Places that you can put stuff
There are 4 different kinds of places where you can store your stuff:
- Your Home Directory (a.k.a ~) is where you land when you login. The path to this location is
- /data/commons/username (a.k.a. commons) is where you might place archive material. For most purposes, behaves just like your home directory, but is not at the moment subject to quota.
- /90days/userid (a.k.a ~/90days) is for stuff that's easily reproduced.
- /data/some-project is specially allocated space for special projects.
Home directories are for storing high value difficult to reproduce files that will be of interest to your biographer.
Stuff in your home directory is backed up frequently (See Backups for details). Your home directory includes several special subdirectories such as ~/Desktop -- which holds the files that are shown on your desktop; ~/Documents which is where many applications write by default; ~/Downloads which is where all sorts of useless stuff that you download from the internet winds up -- unless you take action.
/90days/username is a huge partition that is not backed up.
It's good for stuff that is easy to reproduce. As the name implies, things that are not used, disappear from /90days after not being read or changed in 365 days. You'll get a series of annoying warnings before anything is actually deleted so you're not really playing without net. This is great place for intermediate datasets and downloads that you really don't need to keep. The more you can use /90days, the better for the Universe. Consider configuring your browser to download to ~/90days.
Note that ~/90days is a symbolic link to /90days/username the ~ is important. You never want to hurl stuff into plain old /90days you always want to put your stuff in /90days/username (or equivalently ~/90days).
Specially allocated space.
If you working on a project that will take a long time to finish and involves world famous collaborators, we will be happy to allocate a special location for your files.
The Quota Police
Home Directories have impersonally enforced quotas or limits on how much stuff you can put there. Presently the quota is 25GB but you should start to get email from the Demogrpahy Quota Police when you hit about 20GB. The messages are full great information on what to do -- but the main thing is to do something. When you hit 25GB, very unusual but generally unpleasant things start to happen. Unpleasant things are much more unpleasant when (1) they happen during finals week and (2) you know you could have prevented them by being more virtuous. NOTE that it is regrettably possible to suddenly exceed one's quota by unexpectedly writing several gigabyts of giberish. In that situation you might not get a warning before bad stuff happens. Sorry.
As noted above, you will also get email regarding files that have been laying around in in /90days untouched for 360 days. Five days later these files will be gently and respectfully deleted. The warning emails include some very simple steps you can take to restart the 365 day clock. So again -- don't be afraid to use ~/90days. You'll feel better about yourself if you do.
Don't bother to compress files
In the old days, it was useful to compress files using tools like zip or gzip. Now days, the filesystem compress and uncompress automatically because CPUs are faster than disk drives. That means that reads and writes are acutally faster this way AND the files take up less space.

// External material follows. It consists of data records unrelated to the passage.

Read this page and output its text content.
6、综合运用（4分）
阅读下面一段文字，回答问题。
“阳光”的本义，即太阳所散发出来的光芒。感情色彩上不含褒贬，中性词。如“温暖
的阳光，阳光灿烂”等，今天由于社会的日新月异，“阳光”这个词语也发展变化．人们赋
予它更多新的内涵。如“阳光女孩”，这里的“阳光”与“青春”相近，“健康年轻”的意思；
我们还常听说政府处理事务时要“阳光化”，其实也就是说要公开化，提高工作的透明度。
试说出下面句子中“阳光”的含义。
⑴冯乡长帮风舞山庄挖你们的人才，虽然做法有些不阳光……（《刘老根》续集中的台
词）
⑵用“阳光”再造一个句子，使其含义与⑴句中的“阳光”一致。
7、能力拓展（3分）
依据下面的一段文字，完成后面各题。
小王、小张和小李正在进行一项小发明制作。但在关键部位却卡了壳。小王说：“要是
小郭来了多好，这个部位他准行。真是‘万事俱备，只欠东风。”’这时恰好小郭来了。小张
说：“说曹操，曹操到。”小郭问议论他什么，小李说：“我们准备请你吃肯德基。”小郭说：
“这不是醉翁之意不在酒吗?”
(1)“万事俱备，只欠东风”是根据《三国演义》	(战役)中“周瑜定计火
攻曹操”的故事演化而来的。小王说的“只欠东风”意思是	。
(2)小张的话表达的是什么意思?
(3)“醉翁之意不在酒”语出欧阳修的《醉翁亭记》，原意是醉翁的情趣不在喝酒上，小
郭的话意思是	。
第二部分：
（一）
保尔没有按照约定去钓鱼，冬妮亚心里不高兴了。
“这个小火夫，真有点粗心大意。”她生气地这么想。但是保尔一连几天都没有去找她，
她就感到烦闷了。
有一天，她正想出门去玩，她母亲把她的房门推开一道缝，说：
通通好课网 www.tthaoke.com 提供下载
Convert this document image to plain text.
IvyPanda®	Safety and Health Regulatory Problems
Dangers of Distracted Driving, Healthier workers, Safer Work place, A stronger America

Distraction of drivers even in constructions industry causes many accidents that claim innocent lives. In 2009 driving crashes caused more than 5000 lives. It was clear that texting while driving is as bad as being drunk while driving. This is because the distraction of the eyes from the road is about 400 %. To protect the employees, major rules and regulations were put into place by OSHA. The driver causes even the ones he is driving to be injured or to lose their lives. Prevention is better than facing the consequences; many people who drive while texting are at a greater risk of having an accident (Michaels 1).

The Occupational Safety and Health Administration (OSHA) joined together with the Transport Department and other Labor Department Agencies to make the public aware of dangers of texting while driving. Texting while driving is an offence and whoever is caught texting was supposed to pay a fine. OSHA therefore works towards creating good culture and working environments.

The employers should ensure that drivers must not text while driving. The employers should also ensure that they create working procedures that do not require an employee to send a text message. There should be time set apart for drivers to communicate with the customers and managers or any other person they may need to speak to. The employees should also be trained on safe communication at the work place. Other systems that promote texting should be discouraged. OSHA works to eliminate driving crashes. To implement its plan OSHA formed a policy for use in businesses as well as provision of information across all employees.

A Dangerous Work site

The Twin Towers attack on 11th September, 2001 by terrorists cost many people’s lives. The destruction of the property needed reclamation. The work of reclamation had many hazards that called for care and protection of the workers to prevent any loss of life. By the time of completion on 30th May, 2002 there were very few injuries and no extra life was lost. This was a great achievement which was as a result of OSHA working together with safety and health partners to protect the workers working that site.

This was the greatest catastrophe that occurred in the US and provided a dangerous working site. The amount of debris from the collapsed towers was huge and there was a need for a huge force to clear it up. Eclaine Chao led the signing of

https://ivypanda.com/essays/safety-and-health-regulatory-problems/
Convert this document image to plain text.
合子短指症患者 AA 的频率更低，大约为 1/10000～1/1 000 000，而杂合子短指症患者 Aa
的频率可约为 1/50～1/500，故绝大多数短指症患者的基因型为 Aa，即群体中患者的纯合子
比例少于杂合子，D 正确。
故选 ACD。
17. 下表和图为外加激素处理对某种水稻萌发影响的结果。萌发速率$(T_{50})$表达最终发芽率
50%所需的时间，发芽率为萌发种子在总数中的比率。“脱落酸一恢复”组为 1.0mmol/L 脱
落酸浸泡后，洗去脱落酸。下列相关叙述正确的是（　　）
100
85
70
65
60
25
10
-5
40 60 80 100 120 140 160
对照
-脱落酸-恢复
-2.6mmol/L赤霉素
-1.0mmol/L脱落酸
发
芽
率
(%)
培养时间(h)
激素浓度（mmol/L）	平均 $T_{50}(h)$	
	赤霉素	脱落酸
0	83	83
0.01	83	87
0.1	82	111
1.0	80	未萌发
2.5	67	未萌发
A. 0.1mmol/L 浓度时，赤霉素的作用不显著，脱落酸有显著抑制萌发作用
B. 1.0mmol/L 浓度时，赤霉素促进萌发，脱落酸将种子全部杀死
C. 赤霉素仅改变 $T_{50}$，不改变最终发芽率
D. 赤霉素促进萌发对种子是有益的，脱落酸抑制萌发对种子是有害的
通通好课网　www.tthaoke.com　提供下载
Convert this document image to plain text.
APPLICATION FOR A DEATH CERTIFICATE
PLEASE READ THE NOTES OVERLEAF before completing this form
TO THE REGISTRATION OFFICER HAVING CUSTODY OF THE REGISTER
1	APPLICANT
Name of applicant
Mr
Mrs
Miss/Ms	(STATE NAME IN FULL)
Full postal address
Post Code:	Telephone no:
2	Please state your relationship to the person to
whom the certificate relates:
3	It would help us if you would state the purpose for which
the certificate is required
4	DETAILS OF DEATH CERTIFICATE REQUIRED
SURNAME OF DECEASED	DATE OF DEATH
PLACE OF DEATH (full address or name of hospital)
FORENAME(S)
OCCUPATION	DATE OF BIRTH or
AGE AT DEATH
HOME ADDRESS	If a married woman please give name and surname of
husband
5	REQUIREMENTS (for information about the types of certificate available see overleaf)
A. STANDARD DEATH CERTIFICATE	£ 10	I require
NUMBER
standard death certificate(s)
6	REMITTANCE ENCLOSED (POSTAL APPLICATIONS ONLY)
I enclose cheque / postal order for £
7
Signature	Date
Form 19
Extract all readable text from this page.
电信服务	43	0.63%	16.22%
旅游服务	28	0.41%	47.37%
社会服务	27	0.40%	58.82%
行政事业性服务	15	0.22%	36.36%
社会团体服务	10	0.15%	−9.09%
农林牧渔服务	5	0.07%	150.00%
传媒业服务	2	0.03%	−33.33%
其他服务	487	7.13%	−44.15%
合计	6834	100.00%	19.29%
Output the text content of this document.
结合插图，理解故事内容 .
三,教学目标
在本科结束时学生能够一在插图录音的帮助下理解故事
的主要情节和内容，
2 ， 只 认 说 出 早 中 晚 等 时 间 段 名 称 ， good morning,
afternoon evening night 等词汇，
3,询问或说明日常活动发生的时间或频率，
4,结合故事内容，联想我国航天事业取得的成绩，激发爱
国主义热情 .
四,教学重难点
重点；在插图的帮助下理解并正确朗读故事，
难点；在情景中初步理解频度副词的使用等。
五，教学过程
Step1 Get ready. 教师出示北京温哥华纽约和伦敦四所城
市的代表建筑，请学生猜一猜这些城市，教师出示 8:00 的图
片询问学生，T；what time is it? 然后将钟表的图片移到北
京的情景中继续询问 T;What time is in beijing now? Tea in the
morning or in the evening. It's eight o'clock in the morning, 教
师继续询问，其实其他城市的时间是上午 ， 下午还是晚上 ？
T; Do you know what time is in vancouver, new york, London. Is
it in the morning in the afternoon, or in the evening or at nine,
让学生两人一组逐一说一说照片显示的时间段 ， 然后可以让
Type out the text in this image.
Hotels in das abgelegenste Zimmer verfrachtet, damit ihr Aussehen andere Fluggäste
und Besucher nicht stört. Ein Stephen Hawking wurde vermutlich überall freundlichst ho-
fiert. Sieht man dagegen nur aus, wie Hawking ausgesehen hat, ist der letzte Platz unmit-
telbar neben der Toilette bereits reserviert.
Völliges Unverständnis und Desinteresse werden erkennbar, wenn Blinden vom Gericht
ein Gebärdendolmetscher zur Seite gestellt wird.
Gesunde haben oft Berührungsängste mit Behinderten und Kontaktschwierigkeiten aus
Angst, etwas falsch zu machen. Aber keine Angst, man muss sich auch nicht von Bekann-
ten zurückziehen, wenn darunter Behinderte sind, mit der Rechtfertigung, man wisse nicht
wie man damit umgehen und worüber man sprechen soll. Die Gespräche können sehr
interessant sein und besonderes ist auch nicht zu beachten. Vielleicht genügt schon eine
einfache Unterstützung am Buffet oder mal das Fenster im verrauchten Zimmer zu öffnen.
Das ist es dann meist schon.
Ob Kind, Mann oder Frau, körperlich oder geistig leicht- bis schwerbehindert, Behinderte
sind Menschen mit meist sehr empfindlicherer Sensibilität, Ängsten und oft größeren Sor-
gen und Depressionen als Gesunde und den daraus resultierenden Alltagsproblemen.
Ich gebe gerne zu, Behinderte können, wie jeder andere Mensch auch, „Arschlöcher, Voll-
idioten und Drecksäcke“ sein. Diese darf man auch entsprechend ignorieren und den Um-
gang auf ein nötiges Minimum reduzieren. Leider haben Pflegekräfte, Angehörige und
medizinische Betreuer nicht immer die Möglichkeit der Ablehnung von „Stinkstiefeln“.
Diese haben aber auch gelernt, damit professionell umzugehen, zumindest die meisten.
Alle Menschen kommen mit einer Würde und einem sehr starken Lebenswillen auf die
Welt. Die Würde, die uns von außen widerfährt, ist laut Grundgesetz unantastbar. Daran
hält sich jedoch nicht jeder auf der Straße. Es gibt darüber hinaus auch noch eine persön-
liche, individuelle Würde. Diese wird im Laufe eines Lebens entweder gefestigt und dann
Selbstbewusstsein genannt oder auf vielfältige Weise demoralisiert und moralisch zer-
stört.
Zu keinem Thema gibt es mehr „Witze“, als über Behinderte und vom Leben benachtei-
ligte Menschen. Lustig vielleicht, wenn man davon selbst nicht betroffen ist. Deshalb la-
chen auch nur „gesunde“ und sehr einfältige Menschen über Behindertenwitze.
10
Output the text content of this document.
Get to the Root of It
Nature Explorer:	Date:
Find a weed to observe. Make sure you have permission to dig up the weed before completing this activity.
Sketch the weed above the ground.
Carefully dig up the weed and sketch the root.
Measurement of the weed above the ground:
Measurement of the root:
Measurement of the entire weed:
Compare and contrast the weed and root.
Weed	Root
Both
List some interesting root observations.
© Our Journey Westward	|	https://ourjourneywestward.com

Finding and deleting useless stuff
Cromagnon file managment : throwing the bones to the back of the cave until the cave fills up; then getting a new cave. Was once an efficient way of running one's scientific life, because storage space is cheap relative to the effort involved in getting your bad self to do something. That argument is harder to make as the speed at which the bone cave fills rises and the quality of the stuff in it falls. At some point you spend a lot of time making sure that this isn't the most recent version of the file you're looking for. Just like your mom -- I'm arguing for tidiness.
If your mom and I were both unsuccessful, a good tool for finding files and directories that have outlived their usefulness is findtrash. Just cd to the top of a directory that you want to inspect and type findtrash to see a list of very old and very large files.
Heads UP: moving stuff to Trash does not change your quota situation until you empty the trash.